Posted: Jan 14, 2020 10:10 PM
Updated: Jan 14, 2020 10:10 PM

Welcome to CNN's fact check coverage of the last Democratic presidential debate before the voting begins with the Iowa caucuses on February 3. We will post fact checks as we complete them.

The debate was hosted by CNN and the Des Moines Register at Drake University in Des Moines, Iowa. It included six candidates who met the party's qualification criteria, the smallest number to date.

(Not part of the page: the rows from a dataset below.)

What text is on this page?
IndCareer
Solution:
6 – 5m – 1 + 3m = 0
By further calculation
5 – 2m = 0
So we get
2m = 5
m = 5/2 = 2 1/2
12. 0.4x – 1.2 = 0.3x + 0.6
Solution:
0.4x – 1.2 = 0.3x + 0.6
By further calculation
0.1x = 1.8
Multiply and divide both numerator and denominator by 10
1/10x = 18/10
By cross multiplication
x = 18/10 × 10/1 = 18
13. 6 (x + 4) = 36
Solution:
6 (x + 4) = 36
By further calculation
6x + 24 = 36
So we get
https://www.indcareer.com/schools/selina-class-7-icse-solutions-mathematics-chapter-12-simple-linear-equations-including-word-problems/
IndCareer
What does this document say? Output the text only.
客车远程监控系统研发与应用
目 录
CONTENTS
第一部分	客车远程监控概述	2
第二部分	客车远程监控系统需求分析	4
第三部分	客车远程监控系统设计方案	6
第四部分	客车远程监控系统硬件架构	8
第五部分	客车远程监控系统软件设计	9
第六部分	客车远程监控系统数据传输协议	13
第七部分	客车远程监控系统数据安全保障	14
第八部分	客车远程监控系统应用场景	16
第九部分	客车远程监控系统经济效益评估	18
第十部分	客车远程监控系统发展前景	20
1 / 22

The candidates were former Vice President Joe Biden; Vermont Sen. Bernie Sanders; Massachusetts Sen. Elizabeth Warren; former South Bend, Indiana, Mayor Pete Buttigieg; Minnesota Sen. Amy Klobuchar; and businessman Tom Steyer.

Sanders on cost of NAFTA and permanent normal trade relations with China

Sanders repeated his claim that NAFTA and permanent normal trade relations with China have cost the US "some 4 million jobs."

"I am sick and tired," said Sanders as he drew a contrast with former Vice President Joe Biden, pointing to large multinational corporations that he says have reaped the benefits.

Facts First: This is likely an overestimate of the impact trade agreements can have on the country's employment.

It's difficult to measure the overall economic impact of the North American Free Trade Agreement since trade and investment trends can be affected by a number of factors, including economic growth, inflation and even a weakening dollar, according to the Congressional Research Service.

Most estimates find that NAFTA had little if any impact on national employment levels, though the effect was uneven across regions and industries.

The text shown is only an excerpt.